Desborough also talks about himself a lot. Some personalization of the book is not out of order, but there sure are a lot of sentences here that begin with the word “I.” Most alarmingly, the first chapter begins with an account of a suicide attempt by Desborough due to the stresses of GamerGate - and, granted, more general mental illness, but still, it’s quite the dramatic way to open a book like this, and also somewhat incongruous when he later criticizes the willingness of the mainstream media to treat “cyber-bullying” and internet criticism as a serious threat against someone.

More generally, I think the structure of the book is out of order. The opening chapters of the book do a lot of table-setting, explaining things like internet culture and the history of moral panics in western society, well before actually going into something approaching a chronological summary of events more directly related to the controversy. I don’t think a little table-setting is necessarily uncalled for, but Desborough does way too much of it; most of it could be moved into the chapters explaining the controversy itself. I could see how someone reading this book to try to get an understanding of GamerGate could get frustrated flipping through page after page about Occupy Wall Street and the Comics Code first. At the least, there’s really no reason Vivian James, the GamerGate mascot character, should be covered 14% of the way through the book, whereas the first discussion of bad practices in video games journalism doesn’t occur until the 30% mark!

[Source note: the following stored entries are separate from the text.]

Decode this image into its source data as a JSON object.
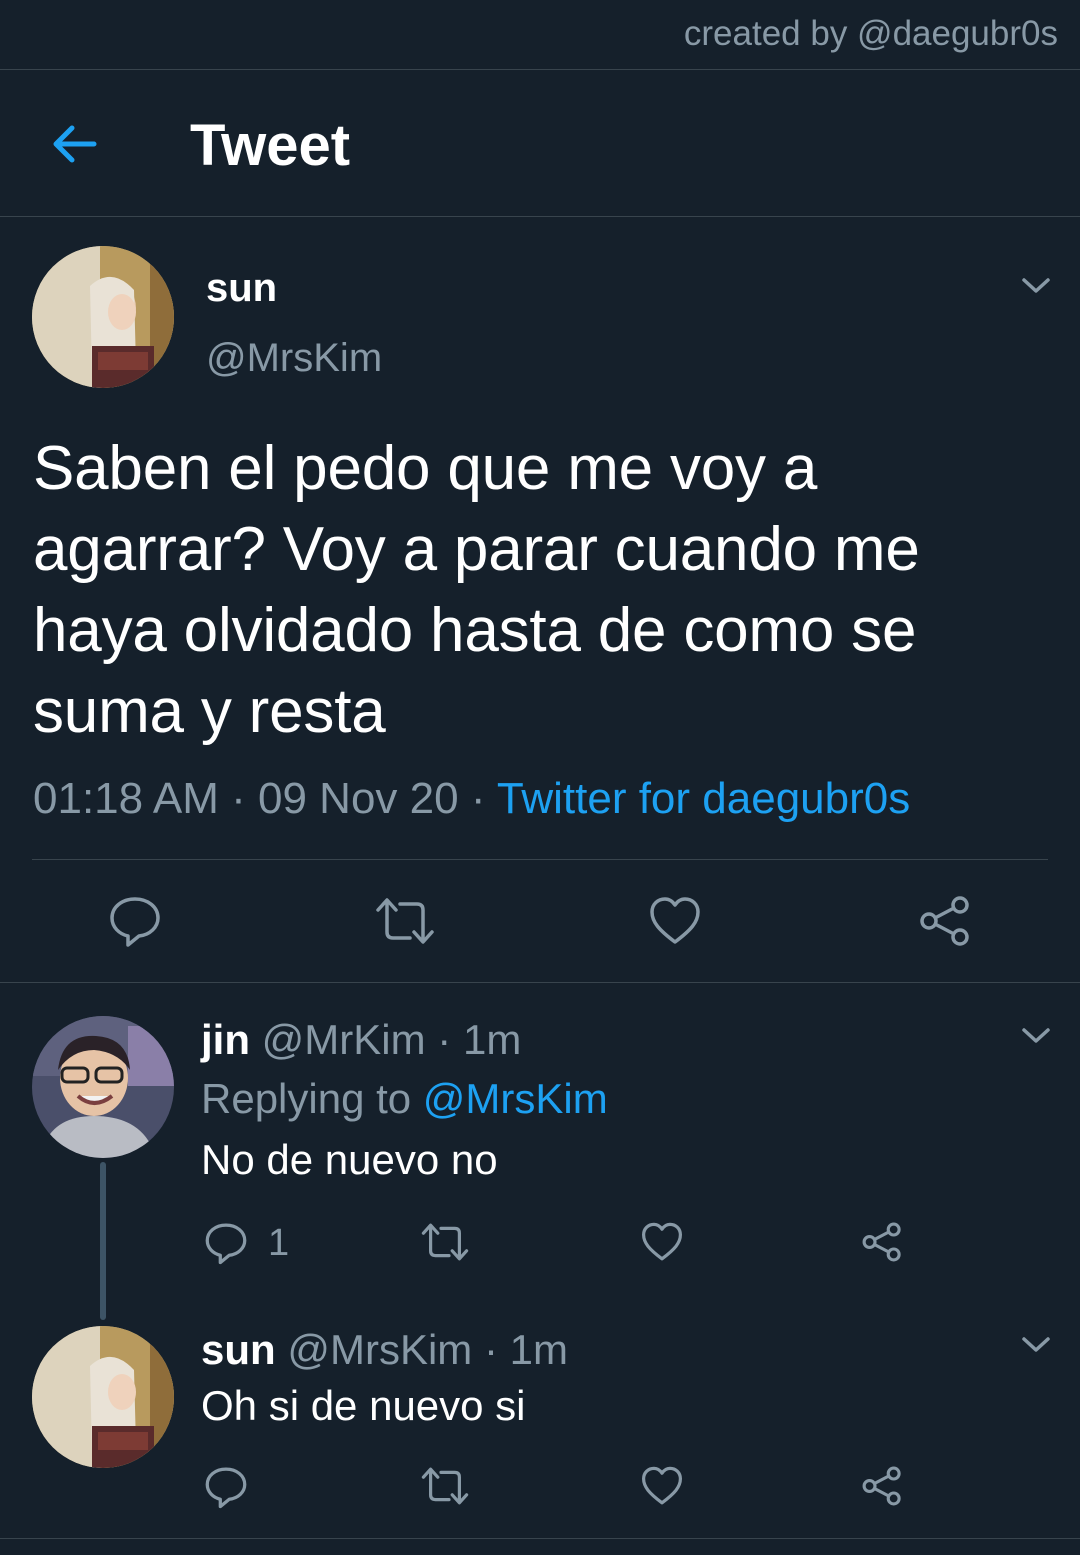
{
  "watermark": "created by @daegubr0s",
  "header": {
    "title": "Tweet",
    "back_icon": "arrow-left-icon"
  },
  "main_tweet": {
    "name": "sun",
    "handle": "@MrsKim",
    "text": "Saben el pedo que me voy a agarrar? Voy a parar cuando me haya olvidado hasta de como se suma y resta",
    "time": "01:18 AM",
    "date": "09 Nov 20",
    "separator": " · ",
    "source": "Twitter for daegubr0s",
    "actions": [
      "reply-icon",
      "retweet-icon",
      "like-icon",
      "share-icon"
    ]
  },
  "replies": [
    {
      "name": "jin",
      "handle": "@MrKim",
      "age": "1m",
      "replying_prefix": "Replying to ",
      "replying_to": "@MrsKim",
      "text": "No de nuevo no",
      "reply_count": "1"
    },
    {
      "name": "sun",
      "handle": "@MrsKim",
      "age": "1m",
      "text": "Oh si de nuevo si",
      "reply_count": ""
    }
  ],
  "colors": {
    "background": "#15202b",
    "accent": "#1da1f2",
    "muted": "#8899a6",
    "divider": "#38444d",
    "thread_line": "#3d5466"
  }
}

I will say, though, that once Desborough does get to the timeline chapters, things get a lot more focused and the book as a whole becomes less frustrating. (In fact, I’d perhaps suggest to start reading at Chapter 4, read to the end, and then go back and read the first three chapters.) There are ample sources and references, so finding more information on certain topics is simplified - most hilariously, reference 35 contains the entirety of the Navy Seals copypasta. (As mentioned above, however, some topics are mentioned in passing with neither a reference nor a definition, so the book still falls short of being entirely self-contained.) One of GamerGate’s successes is, in my opinion, that it showed to a generation of gamers that mainstream media is lazy if not outright duplicitous, and if they can misrepresent GamerGate and the people involved in it and we realize it because we know something about video games, how can we trust them to not misrepresent the economy or foreign policy or other topics we have less familiarity with in exactly the same ways? Desborough not only brings up the same concern, but identifies it as the Murray Gell-Mann Amnesia Effect, as coined by the late author Michael Crichton. Didn’t know there was a fancy name for that. Nice.

Nonetheless, I still would find “Inside Gamergate” difficult to recommend to those not already familiar with GamerGate from one side or the other. In its current state, it misses the mark as an accessible read for “normies,” despite all of its table-setting. The book I was hoping for is the one that could be read a century in the future, well after the death of Twitter and possibly the entire internet as we know it, and read by someone living in an entirely different social structure than our own, and still be understood; still be a vocal defense of what we stand for and the context in which we stand for it. “Inside Gamergate” might be the best we’ve got so far to reaching that goal, but hopefully, some day, we’ll do better.